Margot stepped away from the two men and over to her daughter. She reached into her purse and dug out a large, sealed envelope. “When I leave today, Braxton, I want you to open this and read it carefully. Alright?”
Braxton looked down at the offering and shook her head slowly. “No,” she said, her voice small. She distantly heard footfalls on the stairs behind her, then a warm presence. “No, I don’t want it.”
Margot misunderstood her daughter’s reaction, the sadness within almost overwhelming. She set the envelope on a nearby table. “Well, it’s there when you’re ready, I guess.” She stepped forward, taking Braxton into a final hug, ready to pull away from the limp body when suddenly fingers of iron dug into her back as Braxton’s arms flew up and around her.
“No!” Braxton cried, realization finally hitting her heart. “No! You can’t go! No!” She pulled away, holding her mother by the shoulders. “We can hide you,” she whispered desperately. “You did nothing wrong. We can hide you!”
Margot shook her head, her hand reaching up to palm her daughter’s tear-streaked face. “No, honey, I did do wrong. I should have left your father years ago rather than doing what I did.” She smiled big and bright, her heart light and conscience clear. “Honey, it’s okay. Don’t cry for me.” She brushed the tears away with her thumbs. “I’m free, Braxton. Don’t you understand? I’m free now.”
Braxton could barely see through her tears now as her mother hugged her one more time. The younger woman buried her face in the warmth of Margot’s neck, her entire body heaving with sobs. “Just when I got you you’re leaving,” she cried, the little girl inside clutching desperately at her momma.

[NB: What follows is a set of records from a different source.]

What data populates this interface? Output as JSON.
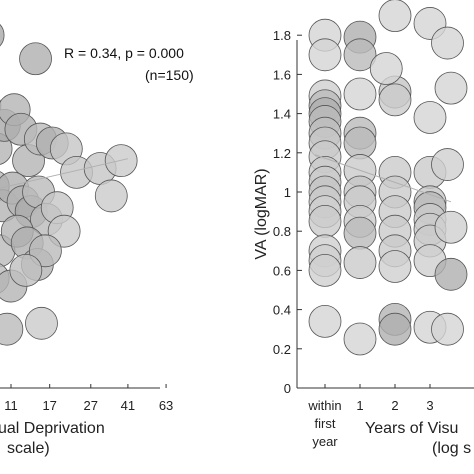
{
  "chart_data": [
    {
      "type": "scatter",
      "title": "",
      "xlabel_lines": [
        "ual Deprivation",
        "scale)"
      ],
      "ylabel": "",
      "x_ticks": [
        "11",
        "17",
        "27",
        "41",
        "63"
      ],
      "x_tick_values": [
        11,
        17,
        27,
        41,
        63
      ],
      "xscale": "log",
      "xlim": [
        5.5,
        80
      ],
      "ylim": [
        0,
        1.9
      ],
      "annotation": "R = 0.34, p = 0.000",
      "annotation_n": "(n=150)",
      "point_color": "#8c8c8c",
      "fit_line": {
        "x": [
          5.5,
          41
        ],
        "y": [
          0.96,
          1.17
        ]
      },
      "points": [
        {
          "x": 6.2,
          "y": 1.78,
          "shade": 0.55
        },
        {
          "x": 7.0,
          "y": 1.7,
          "shade": 0.5
        },
        {
          "x": 8.5,
          "y": 1.8,
          "shade": 0.6
        },
        {
          "x": 14.5,
          "y": 1.68,
          "shade": 0.55
        },
        {
          "x": 6.3,
          "y": 1.42,
          "shade": 0.5
        },
        {
          "x": 7.3,
          "y": 1.36,
          "shade": 0.45
        },
        {
          "x": 8.2,
          "y": 1.44,
          "shade": 0.6
        },
        {
          "x": 9.3,
          "y": 1.22,
          "shade": 0.5
        },
        {
          "x": 10.2,
          "y": 1.34,
          "shade": 0.6
        },
        {
          "x": 11.4,
          "y": 1.42,
          "shade": 0.5
        },
        {
          "x": 12.3,
          "y": 1.32,
          "shade": 0.55
        },
        {
          "x": 13.4,
          "y": 1.16,
          "shade": 0.5
        },
        {
          "x": 15.3,
          "y": 1.27,
          "shade": 0.45
        },
        {
          "x": 17.5,
          "y": 1.25,
          "shade": 0.55
        },
        {
          "x": 20.5,
          "y": 1.22,
          "shade": 0.35
        },
        {
          "x": 23.0,
          "y": 1.1,
          "shade": 0.35
        },
        {
          "x": 30.0,
          "y": 1.12,
          "shade": 0.35
        },
        {
          "x": 38.0,
          "y": 1.16,
          "shade": 0.3
        },
        {
          "x": 34.0,
          "y": 0.98,
          "shade": 0.3
        },
        {
          "x": 6.2,
          "y": 1.05,
          "shade": 0.55
        },
        {
          "x": 7.5,
          "y": 0.98,
          "shade": 0.5
        },
        {
          "x": 9.0,
          "y": 1.03,
          "shade": 0.45
        },
        {
          "x": 10.0,
          "y": 0.93,
          "shade": 0.5
        },
        {
          "x": 11.2,
          "y": 1.02,
          "shade": 0.55
        },
        {
          "x": 12.6,
          "y": 0.95,
          "shade": 0.5
        },
        {
          "x": 13.8,
          "y": 0.9,
          "shade": 0.6
        },
        {
          "x": 15.0,
          "y": 1.0,
          "shade": 0.45
        },
        {
          "x": 16.4,
          "y": 0.86,
          "shade": 0.45
        },
        {
          "x": 18.5,
          "y": 0.92,
          "shade": 0.35
        },
        {
          "x": 20.0,
          "y": 0.8,
          "shade": 0.3
        },
        {
          "x": 6.5,
          "y": 0.77,
          "shade": 0.55
        },
        {
          "x": 8.0,
          "y": 0.72,
          "shade": 0.5
        },
        {
          "x": 9.6,
          "y": 0.7,
          "shade": 0.45
        },
        {
          "x": 11.8,
          "y": 0.8,
          "shade": 0.5
        },
        {
          "x": 13.2,
          "y": 0.74,
          "shade": 0.55
        },
        {
          "x": 14.8,
          "y": 0.63,
          "shade": 0.5
        },
        {
          "x": 16.2,
          "y": 0.7,
          "shade": 0.45
        },
        {
          "x": 7.0,
          "y": 0.55,
          "shade": 0.5
        },
        {
          "x": 9.0,
          "y": 0.56,
          "shade": 0.45
        },
        {
          "x": 11.0,
          "y": 0.52,
          "shade": 0.5
        },
        {
          "x": 13.0,
          "y": 0.6,
          "shade": 0.4
        },
        {
          "x": 6.8,
          "y": 0.33,
          "shade": 0.5
        },
        {
          "x": 10.5,
          "y": 0.3,
          "shade": 0.45
        },
        {
          "x": 15.5,
          "y": 0.33,
          "shade": 0.3
        },
        {
          "x": 6.2,
          "y": 1.88,
          "shade": 0.3
        }
      ]
    },
    {
      "type": "scatter",
      "title": "",
      "ylabel": "VA (logMAR)",
      "xlabel_lines": [
        "Years of Visu",
        "(log s"
      ],
      "x_category_labels": [
        [
          "within",
          "first",
          "year"
        ],
        [
          "1"
        ],
        [
          "2"
        ],
        [
          "3"
        ]
      ],
      "y_ticks": [
        0,
        0.2,
        0.4,
        0.6,
        0.8,
        1,
        1.2,
        1.4,
        1.6,
        1.8
      ],
      "ylim": [
        0,
        1.9
      ],
      "point_color": "#8c8c8c",
      "fit_line": {
        "x": [
          0,
          3.6
        ],
        "y": [
          1.19,
          0.95
        ]
      },
      "points": [
        {
          "x": 0,
          "y": 1.8,
          "shade": 0.2
        },
        {
          "x": 0,
          "y": 1.7,
          "shade": 0.2
        },
        {
          "x": 0,
          "y": 1.49,
          "shade": 0.25
        },
        {
          "x": 0,
          "y": 1.44,
          "shade": 0.45
        },
        {
          "x": 0,
          "y": 1.4,
          "shade": 0.55
        },
        {
          "x": 0,
          "y": 1.36,
          "shade": 0.45
        },
        {
          "x": 0,
          "y": 1.3,
          "shade": 0.4
        },
        {
          "x": 0,
          "y": 1.25,
          "shade": 0.35
        },
        {
          "x": 0,
          "y": 1.18,
          "shade": 0.3
        },
        {
          "x": 0,
          "y": 1.1,
          "shade": 0.3
        },
        {
          "x": 0,
          "y": 1.05,
          "shade": 0.3
        },
        {
          "x": 0,
          "y": 1.0,
          "shade": 0.35
        },
        {
          "x": 0,
          "y": 0.95,
          "shade": 0.3
        },
        {
          "x": 0,
          "y": 0.9,
          "shade": 0.25
        },
        {
          "x": 0,
          "y": 0.85,
          "shade": 0.3
        },
        {
          "x": 0,
          "y": 0.7,
          "shade": 0.25
        },
        {
          "x": 0,
          "y": 0.65,
          "shade": 0.25
        },
        {
          "x": 0,
          "y": 0.6,
          "shade": 0.25
        },
        {
          "x": 0,
          "y": 0.34,
          "shade": 0.2
        },
        {
          "x": 1,
          "y": 1.79,
          "shade": 0.55
        },
        {
          "x": 1,
          "y": 1.7,
          "shade": 0.45
        },
        {
          "x": 1,
          "y": 1.5,
          "shade": 0.2
        },
        {
          "x": 1,
          "y": 1.3,
          "shade": 0.45
        },
        {
          "x": 1,
          "y": 1.25,
          "shade": 0.45
        },
        {
          "x": 1,
          "y": 1.11,
          "shade": 0.3
        },
        {
          "x": 1,
          "y": 1.0,
          "shade": 0.35
        },
        {
          "x": 1,
          "y": 0.95,
          "shade": 0.3
        },
        {
          "x": 1,
          "y": 0.85,
          "shade": 0.3
        },
        {
          "x": 1,
          "y": 0.79,
          "shade": 0.45
        },
        {
          "x": 1,
          "y": 0.64,
          "shade": 0.3
        },
        {
          "x": 1,
          "y": 0.25,
          "shade": 0.2
        },
        {
          "x": 2,
          "y": 1.9,
          "shade": 0.2
        },
        {
          "x": 2,
          "y": 1.51,
          "shade": 0.35
        },
        {
          "x": 2,
          "y": 1.47,
          "shade": 0.3
        },
        {
          "x": 2,
          "y": 1.1,
          "shade": 0.3
        },
        {
          "x": 2,
          "y": 1.0,
          "shade": 0.3
        },
        {
          "x": 2,
          "y": 0.9,
          "shade": 0.3
        },
        {
          "x": 2,
          "y": 0.8,
          "shade": 0.3
        },
        {
          "x": 2,
          "y": 0.7,
          "shade": 0.3
        },
        {
          "x": 2,
          "y": 0.62,
          "shade": 0.25
        },
        {
          "x": 2,
          "y": 0.35,
          "shade": 0.5
        },
        {
          "x": 2,
          "y": 0.3,
          "shade": 0.55
        },
        {
          "x": 1.75,
          "y": 1.63,
          "shade": 0.2
        },
        {
          "x": 3,
          "y": 1.86,
          "shade": 0.2
        },
        {
          "x": 3,
          "y": 1.38,
          "shade": 0.2
        },
        {
          "x": 3,
          "y": 1.1,
          "shade": 0.3
        },
        {
          "x": 3,
          "y": 0.95,
          "shade": 0.35
        },
        {
          "x": 3,
          "y": 0.92,
          "shade": 0.45
        },
        {
          "x": 3,
          "y": 0.86,
          "shade": 0.3
        },
        {
          "x": 3,
          "y": 0.81,
          "shade": 0.3
        },
        {
          "x": 3,
          "y": 0.75,
          "shade": 0.3
        },
        {
          "x": 3,
          "y": 0.65,
          "shade": 0.25
        },
        {
          "x": 3,
          "y": 0.31,
          "shade": 0.2
        },
        {
          "x": 3.5,
          "y": 1.76,
          "shade": 0.2
        },
        {
          "x": 3.6,
          "y": 1.53,
          "shade": 0.2
        },
        {
          "x": 3.5,
          "y": 1.14,
          "shade": 0.25
        },
        {
          "x": 3.6,
          "y": 0.82,
          "shade": 0.25
        },
        {
          "x": 3.6,
          "y": 0.58,
          "shade": 0.55
        },
        {
          "x": 3.5,
          "y": 0.3,
          "shade": 0.2
        }
      ]
    }
  ]
}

Margot’s eyes squeezed shut. “I’m here, my baby. I’ll always be here. I love you.” She pulled away, unable to take the anguish she could hear in Braxton’s voice. In that voice she heard the cries of the baby Braxton had once been. She remembered back in those days that all she had to do was rock her, and soon Braxton would fall back to sleep.
Braxton let go as Margot pulled away, backing up toward the two men who stood waiting. She felt as though her entire world were crashing around her feet, and her legs nearly fell out from beneath her. Strong arms wrapped around her from behind, and Braxton sank into them, back against a solid body.
Still crying, Braxton watched as the police officer quietly read Margot her rights, turning her so her back was to him as he brought slim wrists to her lower back, placing metal cuffs around each one. Margot looked over her shoulder at Braxton one last time, a smile upon her lips and peace in her eyes. She looked at her daughter as long as she could until she was led out the front door and back out into the rain, the detective’s umbrella once again shielding Margot from the rain.